Daha sonra söz alan İngiltere ADD Bilim Kurulu Başkanı Prof. Dr. Belma Ötüş Baskett de ”çocukken Atatürk’le arabasının içinde göz göze geldiğini ve o bakışın tüm hayatını etkilediğini anlatmasıyla, katılımcıları duygulandırdı.
Baskett ayrıca, Atatürk’ün salgınla nasıl baş ettiğini ve Hıfzıssıhha Enstitüsü’nün kurulmasıyla, yapılan aşıların sadece Türk Milletine değil, dünyaya çare olduğunu anlattı. Daha sonra söz alan Dr. Ali Tekin Atalar, Kars’ta bugün Azerbaycan kökenli Türk vatandaşları varsa bunu Atatürk’e borçlu olduğunu söyleyerek, ailesiyle ilgili anekdotları paylaştı.
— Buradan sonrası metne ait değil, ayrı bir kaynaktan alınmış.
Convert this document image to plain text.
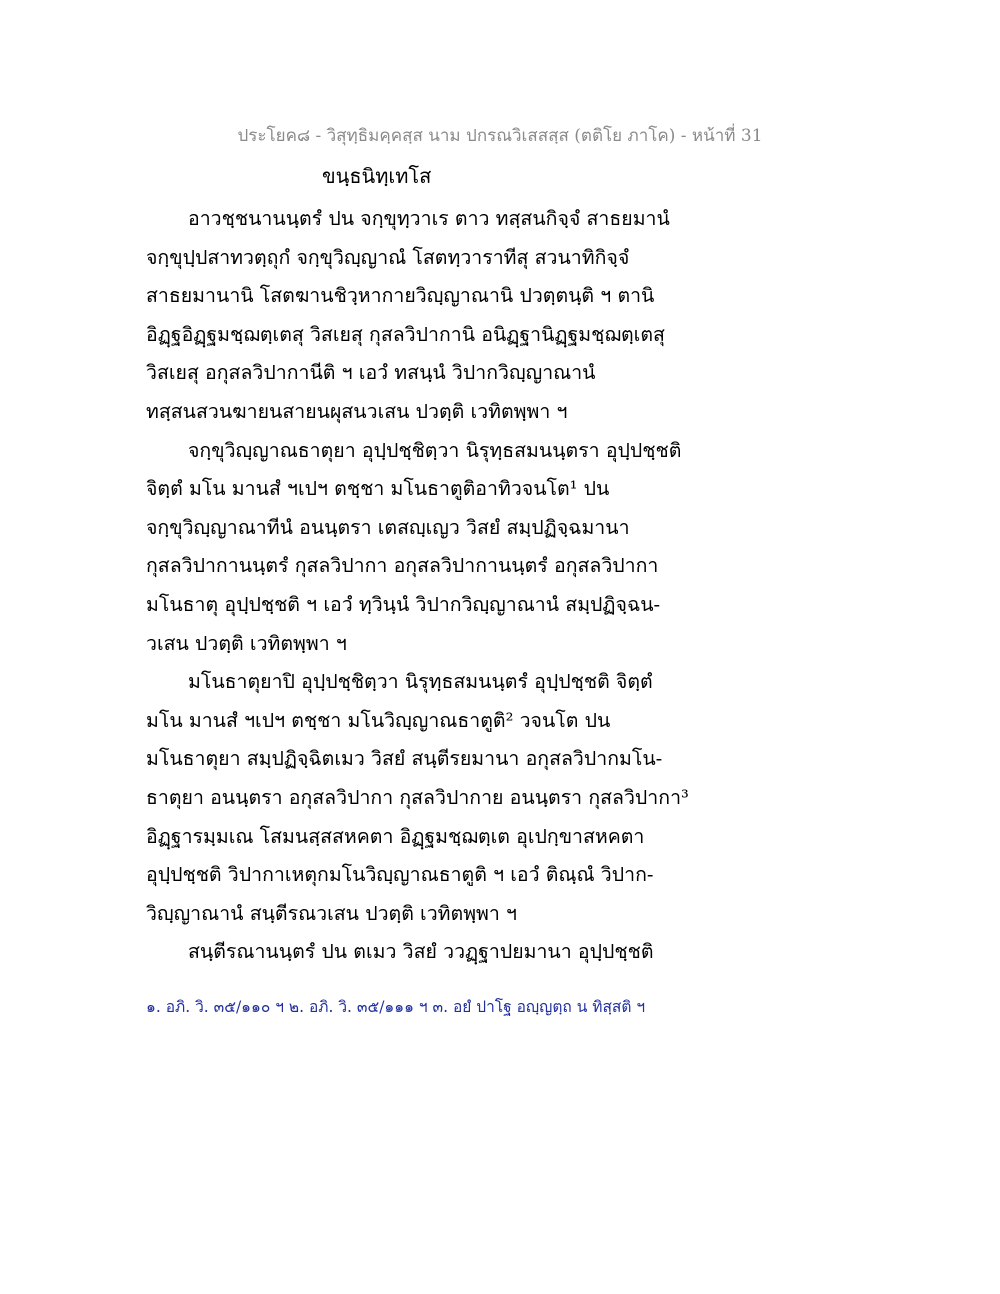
ประโยค๘ - วิสุทฺธิมคฺคสฺส นาม ปกรณวิเสสสฺส (ตติโย ภาโค) - หน้าที่ 31
ขนฺธนิทฺเทโส
อาวชฺชนานนฺตรํ ปน จกฺขุทฺวาเร ตาว ทสฺสนกิจฺจํ สาธยมานํ
จกฺขุปฺปสาทวตฺถุกํ จกฺขุวิญฺญาณํ โสตทฺวาราทีสุ สวนาทิกิจฺจํ
สาธยมานานิ โสตฆานชิวฺหากายวิญฺญาณานิ ปวตฺตนฺติ ฯ ตานิ
อิฏฺฐอิฏฺฐมชฺฌตฺเตสุ วิสเยสุ กุสลวิปากานิ อนิฏฺฐานิฏฺฐมชฺฌตฺเตสุ
วิสเยสุ อกุสลวิปากานีติ ฯ เอวํ ทสนฺนํ วิปากวิญฺญาณานํ
ทสฺสนสวนฆายนสายนผุสนวเสน ปวตฺติ เวทิตพฺพา ฯ
จกฺขุวิญฺญาณธาตุยา อุปฺปชฺชิตฺวา นิรุทฺธสมนนฺตรา อุปฺปชฺชติ
จิตฺตํ มโน มานสํ ฯเปฯ ตชฺชา มโนธาตูติอาทิวจนโต¹ ปน
จกฺขุวิญฺญาณาทีนํ อนนฺตรา เตสญฺเญว วิสยํ สมฺปฏิจฺฉมานา
กุสลวิปากานนฺตรํ กุสลวิปากา อกุสลวิปากานนฺตรํ อกุสลวิปากา
มโนธาตุ อุปฺปชฺชติ ฯ เอวํ ทฺวินฺนํ วิปากวิญฺญาณานํ สมฺปฏิจฺฉน-
วเสน ปวตฺติ เวทิตพฺพา ฯ
มโนธาตุยาปิ อุปฺปชฺชิตฺวา นิรุทฺธสมนนฺตรํ อุปฺปชฺชติ จิตฺตํ
มโน มานสํ ฯเปฯ ตชฺชา มโนวิญฺญาณธาตูติ² วจนโต ปน
มโนธาตุยา สมฺปฏิจฺฉิตเมว วิสยํ สนฺตีรยมานา อกุสลวิปากมโน-
ธาตุยา อนนฺตรา อกุสลวิปากา กุสลวิปากาย อนนฺตรา กุสลวิปากา³
อิฏฺฐารมฺมเณ โสมนสฺสสหคตา อิฏฺฐมชฺฌตฺเต อุเปกฺขาสหคตา
อุปฺปชฺชติ วิปากาเหตุกมโนวิญฺญาณธาตูติ ฯ เอวํ ติณฺณํ วิปาก-
วิญฺญาณานํ สนฺตีรณวเสน ปวตฺติ เวทิตพฺพา ฯ
สนฺตีรณานนฺตรํ ปน ตเมว วิสยํ ววฏฺฐาปยมานา อุปฺปชฺชติ
๑. อภิ. วิ. ๓๕/๑๑๐ ฯ ๒. อภิ. วิ. ๓๕/๑๑๑ ฯ ๓. อยํ ปาโฐ อญฺญตฺถ น ทิสฺสติ ฯ
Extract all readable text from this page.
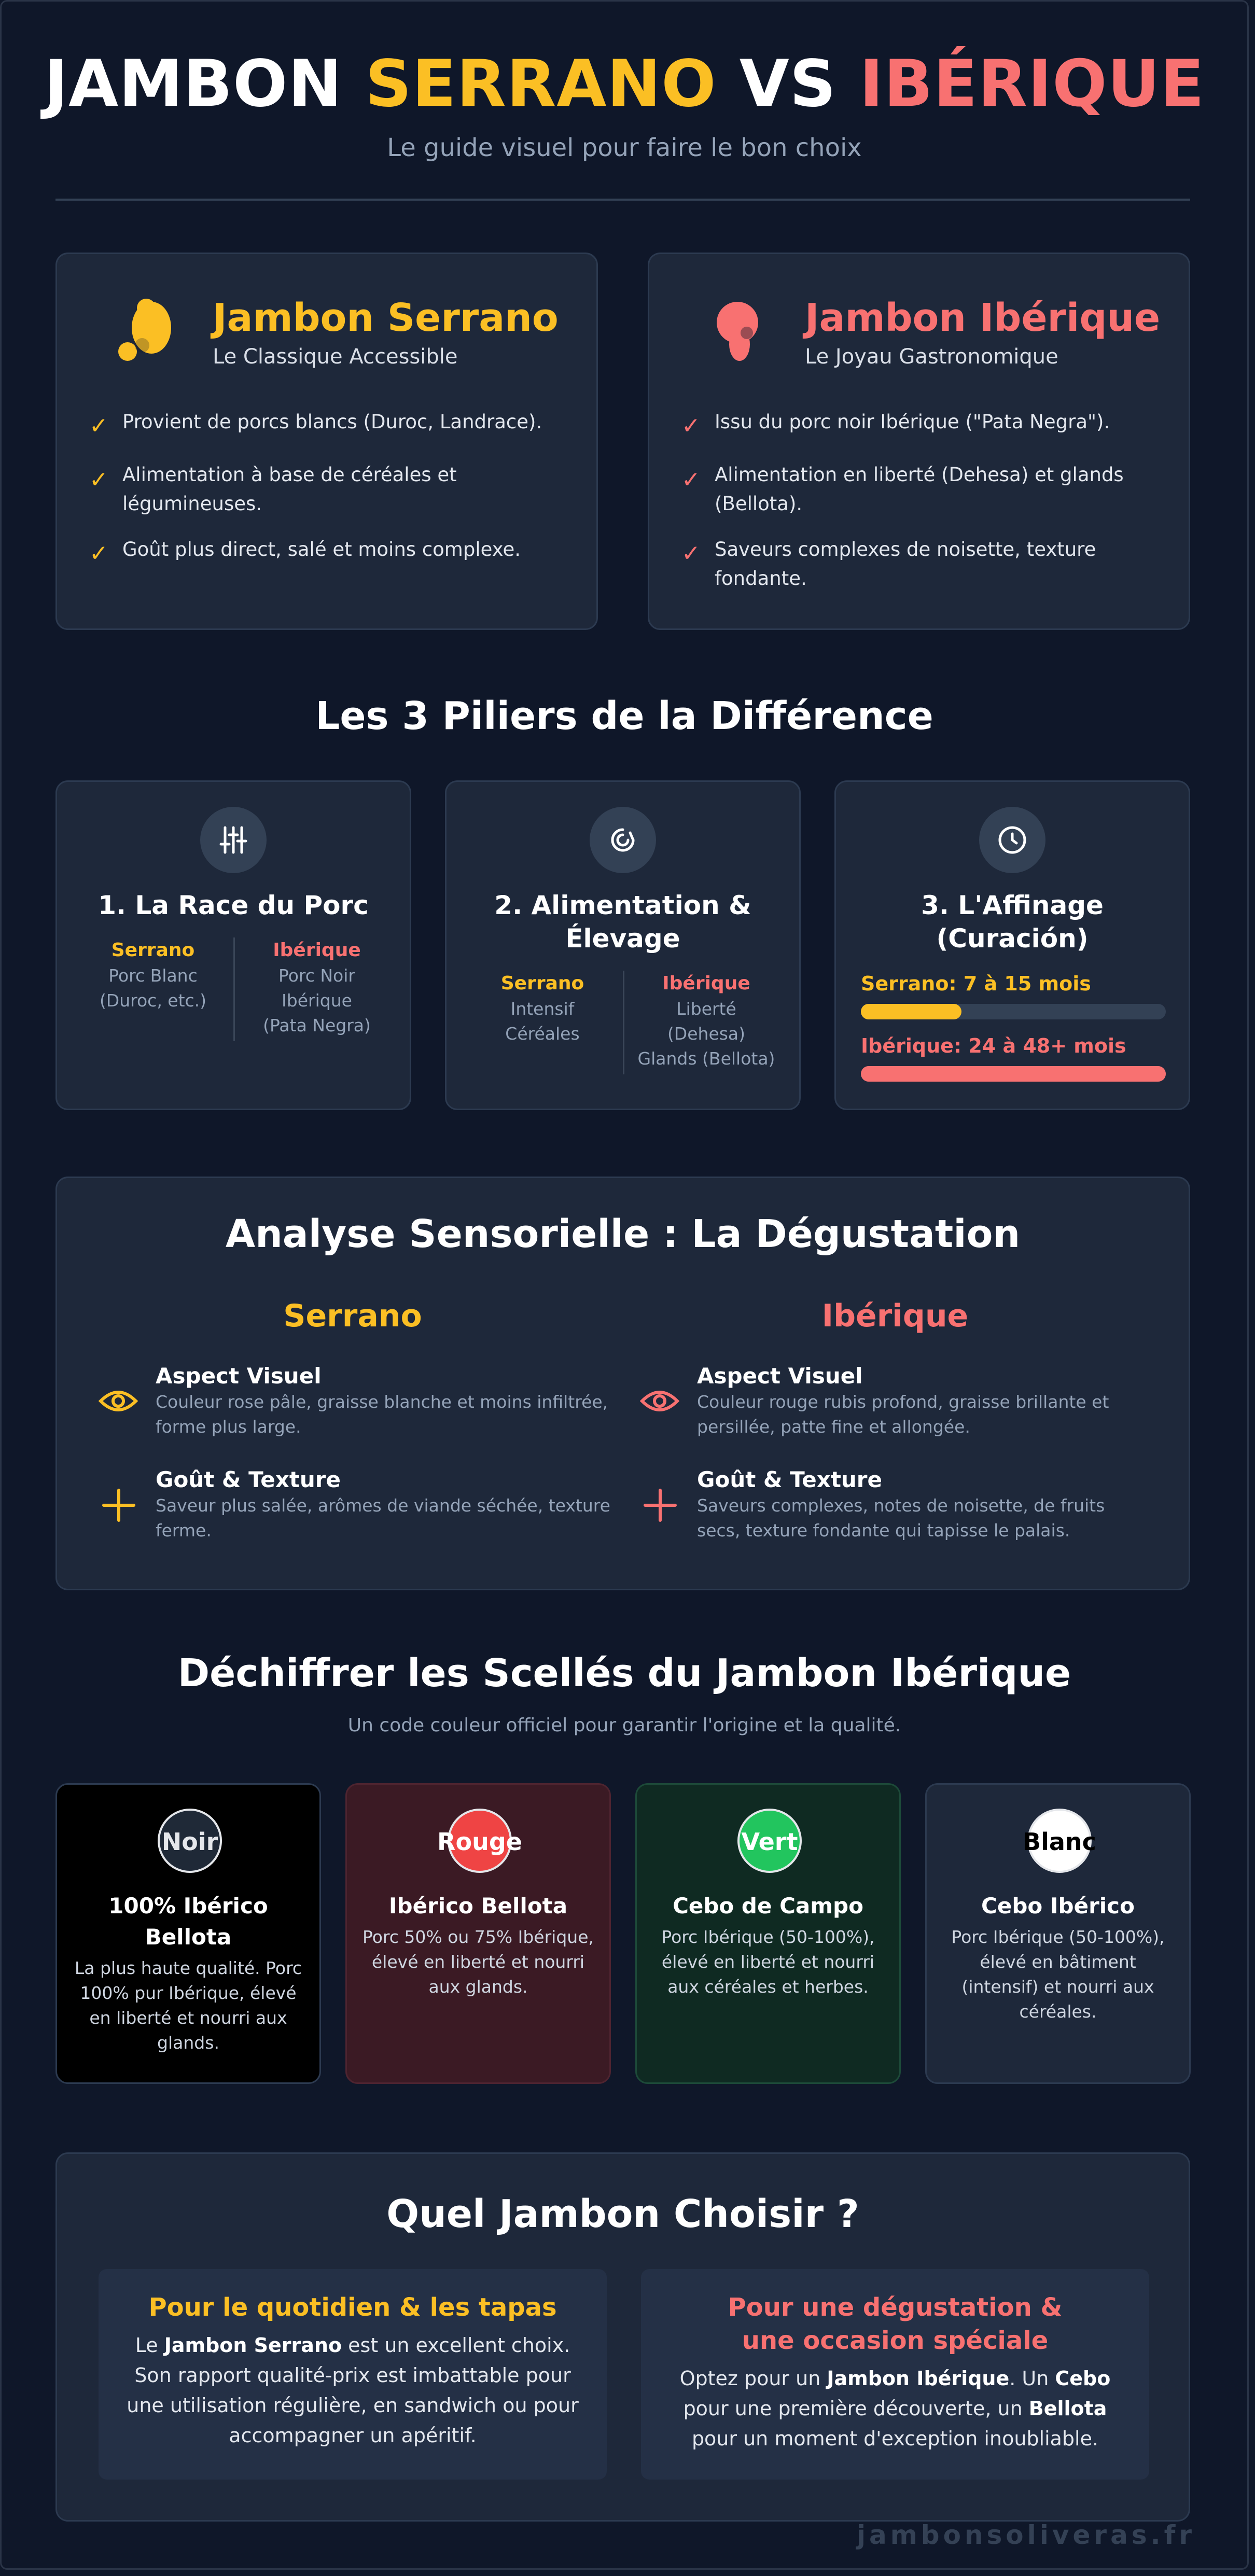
JAMBON SERRANO VS IBÉRIQUE
Le guide visuel pour faire le bon choix
Jambon Serrano
Le Classique Accessible
✓ Provient de porcs blancs (Duroc, Landrace).
✓ Alimentation à base de céréales et légumineuses.
✓ Goût plus direct, salé et moins complexe.
Jambon Ibérique
Le Joyau Gastronomique
✓ Issu du porc noir Ibérique ("Pata Negra").
✓ Alimentation en liberté (Dehesa) et glands (Bellota).
✓ Saveurs complexes de noisette, texture fondante.
Les 3 Piliers de la Différence
1. La Race du Porc
Serrano
Porc Blanc (Duroc, etc.)
Ibérique
Porc Noir Ibérique (Pata Negra)
2. Alimentation & Élevage
Serrano
Intensif Céréales
Ibérique
Liberté (Dehesa) Glands (Bellota)
3. L'Affinage (Curación)
Serrano: 7 à 15 mois
Ibérique: 24 à 48+ mois
Analyse Sensorielle : La Dégustation
Serrano	Ibérique
Aspect Visuel
Couleur rose pâle, graisse blanche et moins infiltrée, forme plus large.
Goût & Texture
Saveur plus salée, arômes de viande séchée, texture ferme.
Aspect Visuel
Couleur rouge rubis profond, graisse brillante et persillée, patte fine et allongée.
Goût & Texture
Saveurs complexes, notes de noisette, de fruits secs, texture fondante qui tapisse le palais.
Déchiffrer les Scellés du Jambon Ibérique
Un code couleur officiel pour garantir l'origine et la qualité.
Noir
100% Ibérico Bellota
La plus haute qualité. Porc 100% pur Ibérique, élevé en liberté et nourri aux glands.
Rouge
Ibérico Bellota
Porc 50% ou 75% Ibérique, élevé en liberté et nourri aux glands.
Vert
Cebo de Campo
Porc Ibérique (50-100%), élevé en liberté et nourri aux céréales et herbes.
Blanc
Cebo Ibérico
Porc Ibérique (50-100%), élevé en bâtiment (intensif) et nourri aux céréales.
Quel Jambon Choisir ?
Pour le quotidien & les tapas
Le Jambon Serrano est un excellent choix. Son rapport qualité-prix est imbattable pour une utilisation régulière, en sandwich ou pour accompagner un apéritif.
Pour une dégustation & une occasion spéciale
Optez pour un Jambon Ibérique. Un Cebo pour une première découverte, un Bellota pour un moment d'exception inoubliable.
jambonsoliveras.fr
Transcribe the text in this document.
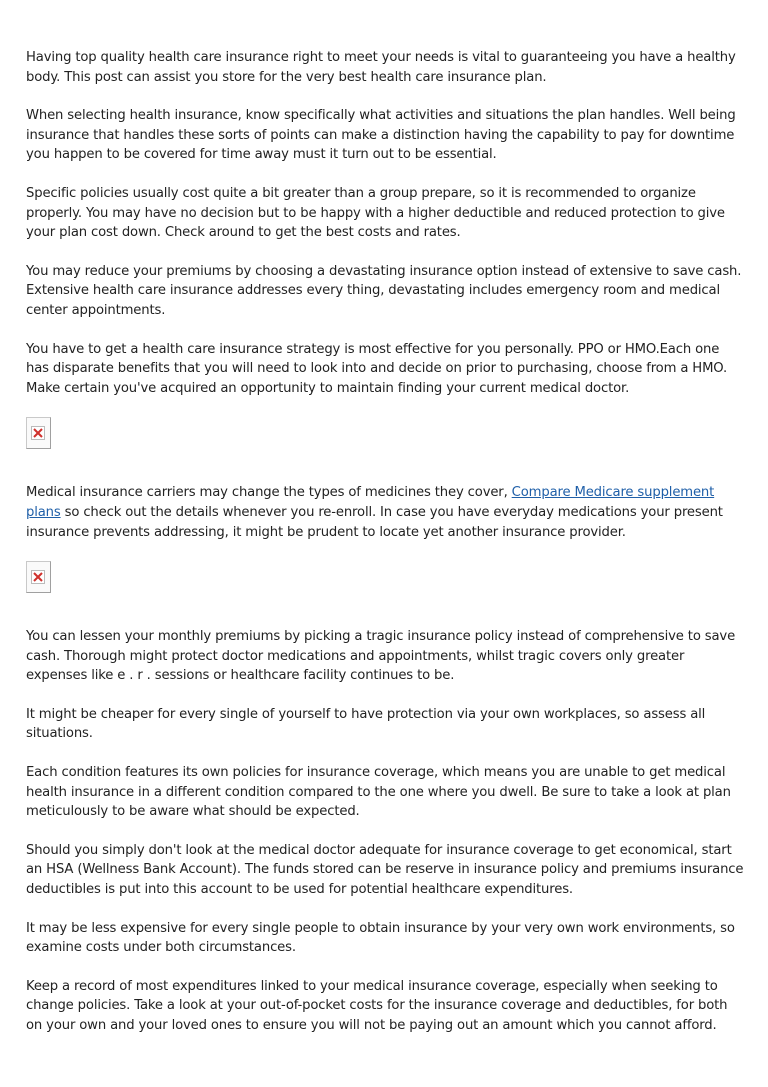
Having top quality health care insurance right to meet your needs is vital to guaranteeing you have a healthy body. This post can assist you store for the very best health care insurance plan.

When selecting health insurance, know specifically what activities and situations the plan handles. Well being insurance that handles these sorts of points can make a distinction having the capability to pay for downtime you happen to be covered for time away must it turn out to be essential.

Specific policies usually cost quite a bit greater than a group prepare, so it is recommended to organize properly. You may have no decision but to be happy with a higher deductible and reduced protection to give your plan cost down. Check around to get the best costs and rates.

You may reduce your premiums by choosing a devastating insurance option instead of extensive to save cash. Extensive health care insurance addresses every thing, devastating includes emergency room and medical center appointments.

You have to get a health care insurance strategy is most effective for you personally. PPO or HMO.Each one has disparate benefits that you will need to look into and decide on prior to purchasing, choose from a HMO. Make certain you've acquired an opportunity to maintain finding your current medical doctor.

Medical insurance carriers may change the types of medicines they cover, Compare Medicare supplement plans so check out the details whenever you re-enroll. In case you have everyday medications your present insurance prevents addressing, it might be prudent to locate yet another insurance provider.

You can lessen your monthly premiums by picking a tragic insurance policy instead of comprehensive to save cash. Thorough might protect doctor medications and appointments, whilst tragic covers only greater expenses like e . r . sessions or healthcare facility continues to be.

It might be cheaper for every single of yourself to have protection via your own workplaces, so assess all situations.

Each condition features its own policies for insurance coverage, which means you are unable to get medical health insurance in a different condition compared to the one where you dwell. Be sure to take a look at plan meticulously to be aware what should be expected.

Should you simply don't look at the medical doctor adequate for insurance coverage to get economical, start an HSA (Wellness Bank Account). The funds stored can be reserve in insurance policy and premiums insurance deductibles is put into this account to be used for potential healthcare expenditures.

It may be less expensive for every single people to obtain insurance by your very own work environments, so examine costs under both circumstances.

Keep a record of most expenditures linked to your medical insurance coverage, especially when seeking to change policies. Take a look at your out-of-pocket costs for the insurance coverage and deductibles, for both on your own and your loved ones to ensure you will not be paying out an amount which you cannot afford.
Atalar, Kars’taki vatandaşların neredeyse hepsinin üniversite eğitimi alarak çok iyi konuma geldiğini ve bunu Atatürk’e ve onun kurduğu Cumhuriyete borçlu olduğunu söyledi. Program konuşmaların ardından, Hoş Seda Kültür ve Sanat Merkezi’nin hazırladığı şarkılarla devam etti.
Cumhuriyet kutlamalarının vazgeçilmez Sanat Merkezi, Hoş Seda Klasik Türk Sanat Müziği Korosu ile başkanları Dilek Altunkaş, şefleri Dilde Adalı eşliğinde geceye katılanlara kısa bir konser verdiler.
Korodan sonra müzisyen Özgür Canyurt Tandoğan sahne aldı. “Memleketim” şarkısıyla başlayıp, marşlarla tam bir Cumhuriyet kutlaması coşkusu yaşatan Özgür’e resepsiyonda katılan herkes, ellerindeki bayraklarla eşlik etti.
Pandemi şartlarına uygun harika mekânın sahibi Önder Şahan ve ekibi profesyonel servis ve yemekleriyle katılımcılardan tam not aldı. Çok samimi ve tam bir Cumhuriyet Bayramı coşkusuyla geçen resepsiyon, katılımcıların laik, demokratik Atatürk Cumhuriyeti’ni 100. yılında kutlama bilinci, umudu ve sorumluluğuyla son buldu.